Reputation: 5031
I am trying to get the corners of the box in image. Following are example images, their threshold results and on the right after the arrow are the results that I need. You might have seen these images before too on slack because I am using these images for my example questions on slack.
Following is the code that allows me reach till the middle image.
import cv2
import numpy as np
img_file = 'C:/Users/box.jpg'
img = cv2.imread(img_file, cv2.IMREAD_COLOR)
img = cv2.blur(img, (5, 5))
hsv = cv2.cvtColor(img, cv2.COLOR_BGR2HSV)
h, s, v = cv2.split(hsv)
thresh0 = cv2.adaptiveThreshold(s, 255, cv2.ADAPTIVE_THRESH_GAUSSIAN_C, cv2.THRESH_BINARY_INV, 11, 2)
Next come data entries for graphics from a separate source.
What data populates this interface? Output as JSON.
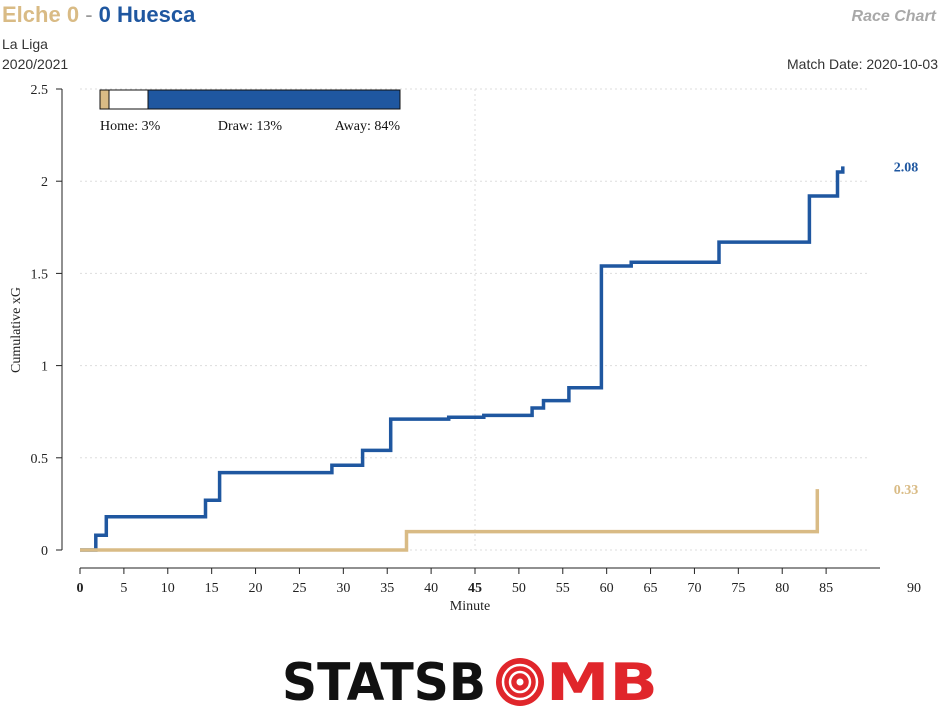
{
  "header": {
    "home_team": "Elche",
    "home_score": "0",
    "separator": "-",
    "away_score": "0",
    "away_team": "Huesca",
    "competition": "La Liga",
    "season": "2020/2021",
    "chart_label": "Race Chart",
    "match_date": "Match Date: 2020-10-03"
  },
  "colors": {
    "home": "#d9bb85",
    "away": "#1f57a0",
    "grid": "#dddddd"
  },
  "logo": {
    "text_left": "STATSB",
    "text_mid": "O",
    "text_right": "MB",
    "icon": "target-icon"
  },
  "chart_data": {
    "type": "line",
    "xlabel": "Minute",
    "ylabel": "Cumulative xG",
    "xlim": [
      0,
      90
    ],
    "ylim": [
      0,
      2.5
    ],
    "x_ticks": [
      0,
      5,
      10,
      15,
      20,
      25,
      30,
      35,
      40,
      45,
      50,
      55,
      60,
      65,
      70,
      75,
      80,
      85,
      90
    ],
    "y_ticks": [
      0,
      0.5,
      1,
      1.5,
      2,
      2.5
    ],
    "y_tick_labels": [
      "0",
      "0.5",
      "1",
      "1.5",
      "2",
      "2.5"
    ],
    "bold_x_ticks": [
      0,
      45
    ],
    "vertical_markers": [
      45
    ],
    "win_probability": {
      "home": 3,
      "draw": 13,
      "away": 84,
      "home_label": "Home: 3%",
      "draw_label": "Draw: 13%",
      "away_label": "Away: 84%"
    },
    "series": [
      {
        "side": "away",
        "points": [
          [
            0,
            0
          ],
          [
            1.8,
            0
          ],
          [
            1.8,
            0.08
          ],
          [
            3,
            0.08
          ],
          [
            3,
            0.18
          ],
          [
            14.3,
            0.18
          ],
          [
            14.3,
            0.27
          ],
          [
            15.9,
            0.27
          ],
          [
            15.9,
            0.42
          ],
          [
            28.7,
            0.42
          ],
          [
            28.7,
            0.46
          ],
          [
            32.2,
            0.46
          ],
          [
            32.2,
            0.54
          ],
          [
            35.4,
            0.54
          ],
          [
            35.4,
            0.71
          ],
          [
            42,
            0.71
          ],
          [
            42,
            0.72
          ],
          [
            46,
            0.72
          ],
          [
            46,
            0.73
          ],
          [
            51.5,
            0.73
          ],
          [
            51.5,
            0.77
          ],
          [
            52.8,
            0.77
          ],
          [
            52.8,
            0.81
          ],
          [
            55.7,
            0.81
          ],
          [
            55.7,
            0.88
          ],
          [
            59.4,
            0.88
          ],
          [
            59.4,
            1.54
          ],
          [
            62.8,
            1.54
          ],
          [
            62.8,
            1.56
          ],
          [
            72.8,
            1.56
          ],
          [
            72.8,
            1.67
          ],
          [
            83.1,
            1.67
          ],
          [
            83.1,
            1.92
          ],
          [
            86.3,
            1.92
          ],
          [
            86.3,
            2.05
          ],
          [
            86.9,
            2.05
          ],
          [
            86.9,
            2.08
          ]
        ],
        "final_label": "2.08"
      },
      {
        "side": "home",
        "points": [
          [
            0,
            0
          ],
          [
            37.2,
            0
          ],
          [
            37.2,
            0.1
          ],
          [
            84,
            0.1
          ],
          [
            84,
            0.33
          ]
        ],
        "final_label": "0.33"
      }
    ]
  }
}
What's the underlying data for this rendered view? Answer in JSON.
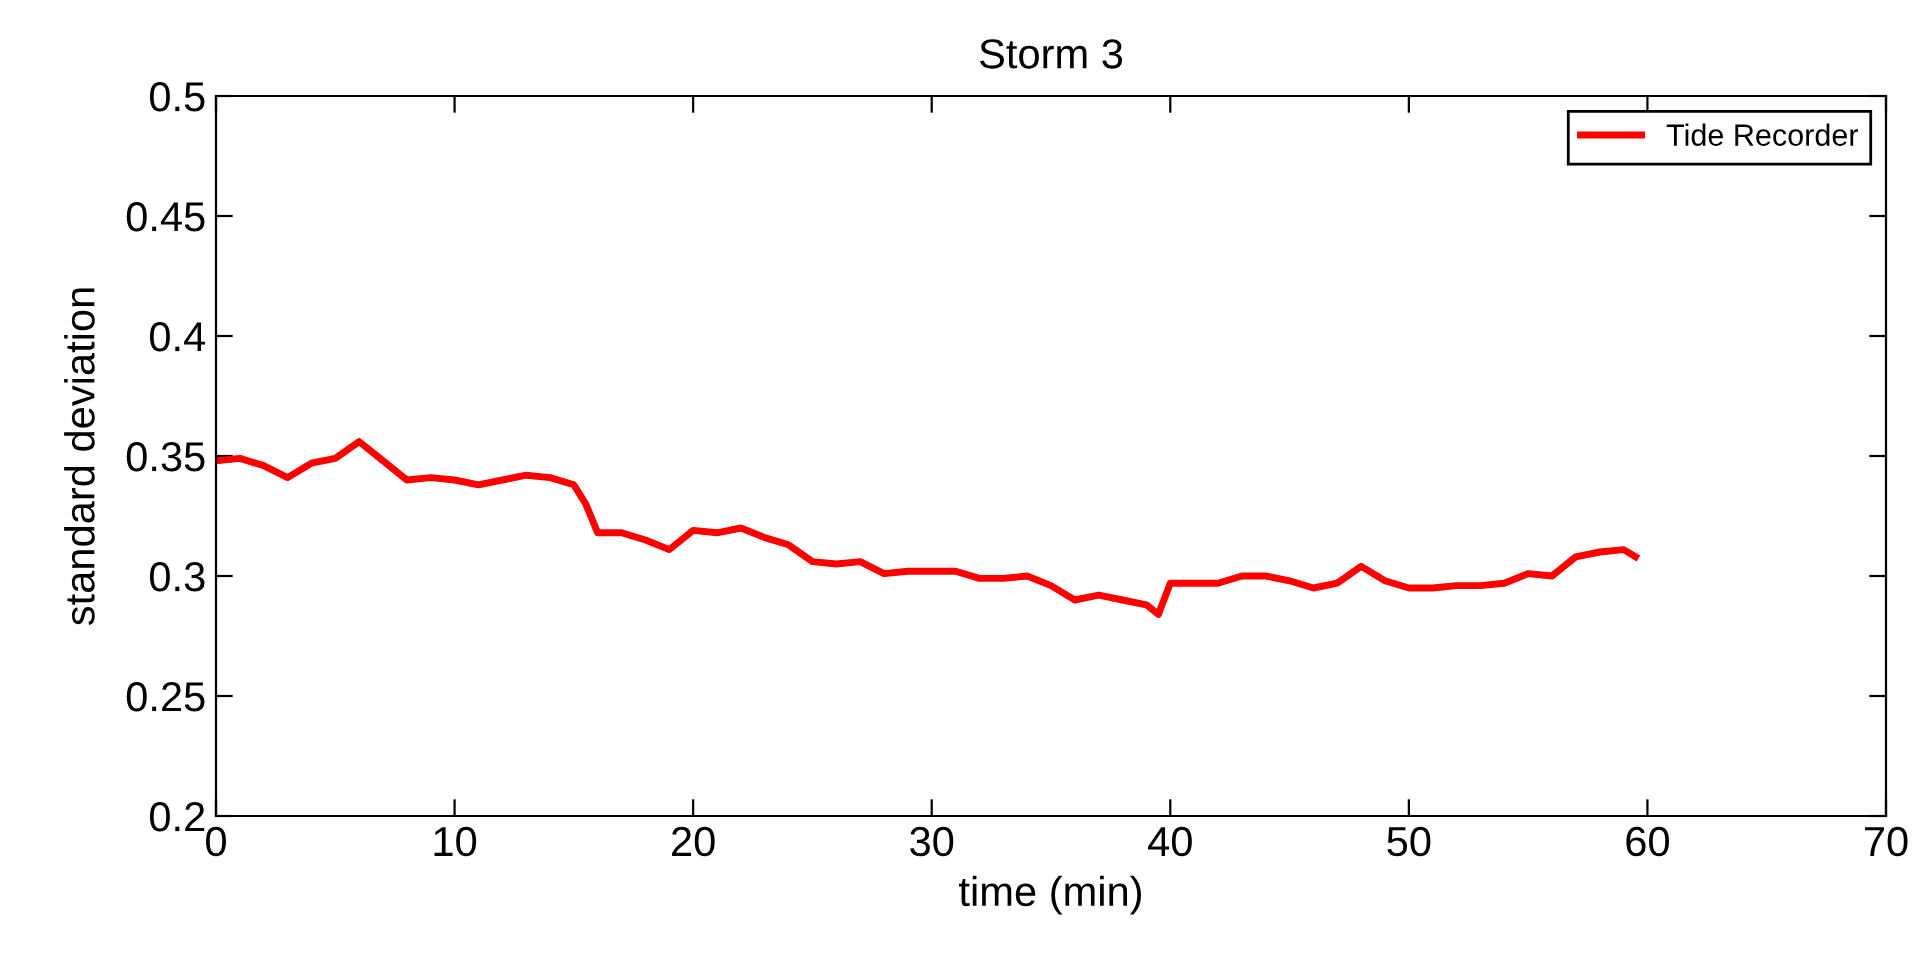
{
  "chart_data": {
    "type": "line",
    "title": "Storm 3",
    "xlabel": "time (min)",
    "ylabel": "standard deviation",
    "xlim": [
      0,
      70
    ],
    "xticks": [
      0,
      10,
      20,
      30,
      40,
      50,
      60,
      70
    ],
    "ylim": [
      0.2,
      0.5
    ],
    "yticks": [
      0.2,
      0.25,
      0.3,
      0.35,
      0.4,
      0.45,
      0.5
    ],
    "grid": false,
    "legend": "top right",
    "marker": "none",
    "line_style": "solid",
    "series": [
      {
        "name": "Tide Recorder",
        "color": "#ff0000",
        "x": [
          0,
          1,
          2,
          3,
          4,
          5,
          6,
          7,
          8,
          9,
          10,
          11,
          12,
          13,
          14,
          15,
          15.5,
          16,
          17,
          18,
          19,
          20,
          21,
          22,
          23,
          24,
          25,
          26,
          27,
          28,
          29,
          30,
          31,
          32,
          33,
          34,
          35,
          36,
          37,
          38,
          39,
          39.5,
          40,
          41,
          42,
          43,
          44,
          45,
          46,
          47,
          48,
          49,
          50,
          51,
          52,
          53,
          54,
          55,
          56,
          57,
          58,
          59,
          59.5
        ],
        "values": [
          0.348,
          0.349,
          0.346,
          0.341,
          0.347,
          0.349,
          0.356,
          0.348,
          0.34,
          0.341,
          0.34,
          0.338,
          0.34,
          0.342,
          0.341,
          0.338,
          0.33,
          0.318,
          0.318,
          0.315,
          0.311,
          0.319,
          0.318,
          0.32,
          0.316,
          0.313,
          0.306,
          0.305,
          0.306,
          0.301,
          0.302,
          0.302,
          0.302,
          0.299,
          0.299,
          0.3,
          0.296,
          0.29,
          0.292,
          0.29,
          0.288,
          0.284,
          0.297,
          0.297,
          0.297,
          0.3,
          0.3,
          0.298,
          0.295,
          0.297,
          0.304,
          0.298,
          0.295,
          0.295,
          0.296,
          0.296,
          0.297,
          0.301,
          0.3,
          0.308,
          0.31,
          0.311,
          0.308
        ]
      }
    ]
  }
}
thresh1 = cv2.adaptiveThreshold(v, 255, cv2.ADAPTIVE_THRESH_GAUSSIAN_C, cv2.THRESH_BINARY_INV, 11, 2)
thresh2 = cv2.adaptiveThreshold(v, 255, cv2.ADAPTIVE_THRESH_GAUSSIAN_C, cv2.THRESH_BINARY_INV, 11, 2)
thresh = cv2.bitwise_or(thresh0, thresh1)
cv2.imshow('Image-thresh0', thresh0)
cv2.waitKey(0)
cv2.imshow('Image-thresh1', thresh1)
cv2.waitKey(0)
cv2.imshow('Image-thresh2', thresh2)
cv2.waitKey(0)
Is there any method in opencv that can do it for me. I tried dilation cv2.dilate()
and erosion cv2.erode()
but it doesn't work in my cases.Or if not then what could be alternative ways of doing it ?
Thanks
Canny version of the image ... On the left with low threshold and on the right with high threshold
Upvotes: 26
Views: 59727
Reputation: 1139
always try image segmentation models if feasible to your project, robust models will work better on a wider domain than any thresholding technique.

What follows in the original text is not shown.